Yandongl writeup of Bellare 2009
This is a review of the paper Bellare_2009_generalized_expectation_criteria_for_bootstrapping_extractors_using_record_text_alignment by user:Yandongl.
This paper studies extraction by inducing alignment between DBLP records and citations. Authors trained a set of CRF models for different tasks such as extraction with alignment and without alignment (no corresponding record). Alignment (AlignCRF) is trained without labeling by using generalized expectation criteria. Parameters are estimated by minimizing the divergence between model expectation and target expectations with L-BFGS algorithm. The objective function is non-convex but local maxima suffices in this task. For extractor (ExtrCRF) the objective function is convex and optimal solutions are guaranteed.

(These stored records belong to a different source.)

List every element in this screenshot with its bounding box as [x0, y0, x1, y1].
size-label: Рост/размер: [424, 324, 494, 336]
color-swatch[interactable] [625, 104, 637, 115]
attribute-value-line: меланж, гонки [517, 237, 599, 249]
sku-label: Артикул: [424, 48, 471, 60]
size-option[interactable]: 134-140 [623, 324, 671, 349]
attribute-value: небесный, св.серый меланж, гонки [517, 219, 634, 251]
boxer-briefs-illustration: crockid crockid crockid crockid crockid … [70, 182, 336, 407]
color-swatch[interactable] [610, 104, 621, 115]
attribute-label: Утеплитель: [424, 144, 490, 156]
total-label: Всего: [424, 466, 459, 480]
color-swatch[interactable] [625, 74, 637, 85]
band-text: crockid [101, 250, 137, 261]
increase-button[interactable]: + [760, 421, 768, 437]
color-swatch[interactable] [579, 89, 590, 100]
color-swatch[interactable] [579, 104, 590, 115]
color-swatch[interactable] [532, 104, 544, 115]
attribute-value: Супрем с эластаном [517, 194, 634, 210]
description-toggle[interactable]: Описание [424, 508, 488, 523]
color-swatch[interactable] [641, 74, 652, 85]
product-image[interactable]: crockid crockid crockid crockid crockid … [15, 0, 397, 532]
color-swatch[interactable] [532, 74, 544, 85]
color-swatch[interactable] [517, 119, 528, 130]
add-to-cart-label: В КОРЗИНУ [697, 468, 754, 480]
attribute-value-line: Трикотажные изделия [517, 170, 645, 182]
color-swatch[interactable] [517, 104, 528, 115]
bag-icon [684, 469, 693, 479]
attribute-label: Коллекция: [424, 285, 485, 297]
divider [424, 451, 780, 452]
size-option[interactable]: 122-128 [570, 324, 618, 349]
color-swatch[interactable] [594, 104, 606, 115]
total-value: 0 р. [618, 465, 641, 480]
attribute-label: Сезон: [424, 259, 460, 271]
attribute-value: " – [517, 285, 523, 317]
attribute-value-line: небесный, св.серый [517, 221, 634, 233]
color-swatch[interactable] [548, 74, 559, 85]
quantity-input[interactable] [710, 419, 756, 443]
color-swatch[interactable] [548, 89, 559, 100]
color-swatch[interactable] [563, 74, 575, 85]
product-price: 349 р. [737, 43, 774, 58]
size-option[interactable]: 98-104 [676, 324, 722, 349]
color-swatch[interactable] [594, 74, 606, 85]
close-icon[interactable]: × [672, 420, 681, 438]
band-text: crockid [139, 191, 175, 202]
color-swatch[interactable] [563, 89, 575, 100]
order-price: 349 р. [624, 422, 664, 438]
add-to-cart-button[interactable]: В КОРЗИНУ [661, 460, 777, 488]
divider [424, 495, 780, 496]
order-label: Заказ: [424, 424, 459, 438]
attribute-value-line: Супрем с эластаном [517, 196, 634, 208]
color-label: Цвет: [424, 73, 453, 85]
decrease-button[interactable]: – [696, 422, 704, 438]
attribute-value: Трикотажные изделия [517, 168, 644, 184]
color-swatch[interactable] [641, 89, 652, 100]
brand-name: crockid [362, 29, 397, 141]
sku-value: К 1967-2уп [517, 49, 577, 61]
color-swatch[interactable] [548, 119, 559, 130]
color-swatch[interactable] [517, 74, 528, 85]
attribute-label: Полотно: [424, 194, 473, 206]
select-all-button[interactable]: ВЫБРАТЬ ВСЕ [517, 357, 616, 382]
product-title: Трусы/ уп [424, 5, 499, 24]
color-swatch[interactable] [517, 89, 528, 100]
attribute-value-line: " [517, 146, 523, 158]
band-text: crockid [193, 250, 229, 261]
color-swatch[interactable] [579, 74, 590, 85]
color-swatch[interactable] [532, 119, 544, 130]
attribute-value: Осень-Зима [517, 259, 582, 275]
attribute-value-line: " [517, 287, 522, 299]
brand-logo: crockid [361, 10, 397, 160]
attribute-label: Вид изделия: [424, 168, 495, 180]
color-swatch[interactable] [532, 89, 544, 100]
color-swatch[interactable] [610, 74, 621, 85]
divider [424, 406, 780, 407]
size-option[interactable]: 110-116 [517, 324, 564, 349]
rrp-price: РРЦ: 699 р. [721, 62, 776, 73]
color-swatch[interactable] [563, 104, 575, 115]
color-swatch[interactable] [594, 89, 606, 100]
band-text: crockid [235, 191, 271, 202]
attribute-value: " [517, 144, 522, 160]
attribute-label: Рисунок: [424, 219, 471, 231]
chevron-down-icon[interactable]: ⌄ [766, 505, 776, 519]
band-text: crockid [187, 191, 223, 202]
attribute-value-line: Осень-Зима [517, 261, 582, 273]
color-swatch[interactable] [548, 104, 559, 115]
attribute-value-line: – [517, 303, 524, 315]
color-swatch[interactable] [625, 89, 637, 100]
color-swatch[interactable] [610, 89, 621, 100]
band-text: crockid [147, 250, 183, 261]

260 random DBLP records are randomly collected and citation texts are search on the web. Features for AlignCRF and ExtrCRF include character-based ones, domain-specific patterns, regular expressions, etc. AlignCRF has some extra features for alignment task.
In the alignment step, AlignCRF outperforms other traditional approaches such as HMM and Model4 significantly. So is ExtrCRF in extraction step.
One question is that , it seems to me that the most popular techniques for alignment in machine translation still fall into traditional methods such as HMMs and Giza++. Since CRF works so well, maybe time to change to CRF? Or alignment used in machine translation is essentially different from what is used in this paper?